Now try changing the dropdown from "sum" to "avg". Your goal is to guess the average in 5 seconds. You will probably find this substantially easier.

Then comes the fun part: observe that, for 10 numbers, the sum is 10 times the average. So change it back to sum and, instead of trying to guess the sum, guess the average and multiply it by 10.

I based this experiment on an observation in the first chapter of Thinking, Fast and Slow, that we could calculate the average length of a bunch of lines much more easily than their total length. Kahneman's theory is that this is because we think prototypically; ie, we have already formed a general impression of the lines that are on the page, and our notion of that average tends to be pretty accurate.

I started thinking about the relationship between sums and averages, and that particular problem when you look at, say, a list of file sizes that all seem relatively small, but their total size is deceptively large. Could we build a better intuition for adding up sets of large numbers quickly? This is where the multiply-average technique technique comes in.

Still, it's not clear whether Kahneman's shape averaging actually translates into symbolic reasoning.

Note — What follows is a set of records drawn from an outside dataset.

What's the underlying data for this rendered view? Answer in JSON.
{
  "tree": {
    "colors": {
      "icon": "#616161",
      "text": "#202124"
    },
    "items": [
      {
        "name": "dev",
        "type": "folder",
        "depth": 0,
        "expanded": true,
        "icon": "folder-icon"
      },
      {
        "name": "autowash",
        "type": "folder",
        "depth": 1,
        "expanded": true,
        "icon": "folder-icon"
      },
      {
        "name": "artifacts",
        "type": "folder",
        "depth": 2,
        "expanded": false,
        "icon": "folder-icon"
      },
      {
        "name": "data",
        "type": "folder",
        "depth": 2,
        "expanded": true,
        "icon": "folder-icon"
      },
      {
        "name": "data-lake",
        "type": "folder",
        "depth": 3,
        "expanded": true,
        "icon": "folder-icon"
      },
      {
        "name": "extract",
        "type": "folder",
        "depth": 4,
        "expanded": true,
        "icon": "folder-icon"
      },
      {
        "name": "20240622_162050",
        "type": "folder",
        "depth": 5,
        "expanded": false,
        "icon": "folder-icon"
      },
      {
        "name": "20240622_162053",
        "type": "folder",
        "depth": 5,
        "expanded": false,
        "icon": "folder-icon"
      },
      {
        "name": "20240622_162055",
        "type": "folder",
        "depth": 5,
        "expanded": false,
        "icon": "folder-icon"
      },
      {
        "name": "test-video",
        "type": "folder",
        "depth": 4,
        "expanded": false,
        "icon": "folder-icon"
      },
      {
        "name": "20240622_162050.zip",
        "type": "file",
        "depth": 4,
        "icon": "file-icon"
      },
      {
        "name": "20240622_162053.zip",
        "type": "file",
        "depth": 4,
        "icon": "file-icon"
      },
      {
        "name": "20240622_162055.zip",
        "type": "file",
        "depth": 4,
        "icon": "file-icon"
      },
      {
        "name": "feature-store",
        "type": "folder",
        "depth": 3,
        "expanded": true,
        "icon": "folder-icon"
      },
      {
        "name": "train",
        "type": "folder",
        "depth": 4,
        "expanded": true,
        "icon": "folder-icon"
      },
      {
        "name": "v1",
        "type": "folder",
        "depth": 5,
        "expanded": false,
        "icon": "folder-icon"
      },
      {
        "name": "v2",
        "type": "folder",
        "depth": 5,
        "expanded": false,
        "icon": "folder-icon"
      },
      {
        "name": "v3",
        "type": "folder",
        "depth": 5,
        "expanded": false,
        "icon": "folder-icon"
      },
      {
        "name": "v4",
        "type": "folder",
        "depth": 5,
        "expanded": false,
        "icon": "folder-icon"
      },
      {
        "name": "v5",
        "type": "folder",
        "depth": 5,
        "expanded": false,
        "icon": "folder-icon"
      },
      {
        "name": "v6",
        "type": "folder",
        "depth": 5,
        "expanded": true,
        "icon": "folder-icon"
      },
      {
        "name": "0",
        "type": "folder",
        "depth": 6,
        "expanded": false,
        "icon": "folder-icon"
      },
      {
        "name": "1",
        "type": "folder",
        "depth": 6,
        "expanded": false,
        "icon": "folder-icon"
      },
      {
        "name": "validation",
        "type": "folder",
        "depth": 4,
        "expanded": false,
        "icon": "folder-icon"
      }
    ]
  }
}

Do we get an intuitive sense of the size of numbers the same way we get a sense of the size of shapes? I'm not sure, but I definitely got faster and more accurate results when I used the average. I'd also be interested to test out how much you sacrifice with non-trivial multiples (20 is probably okay, but what about if there's 37 numbers?). The code and a stand-alone demo are available on Github if you'd like to mess around with it.

Being able to throw out quick experiments like this is, I think, one of the great benefits of knowing how to code. Not everyone needs to be able to build Facebook from scratch, but being able to take a little idea and make it into a real thing is enormously valuable.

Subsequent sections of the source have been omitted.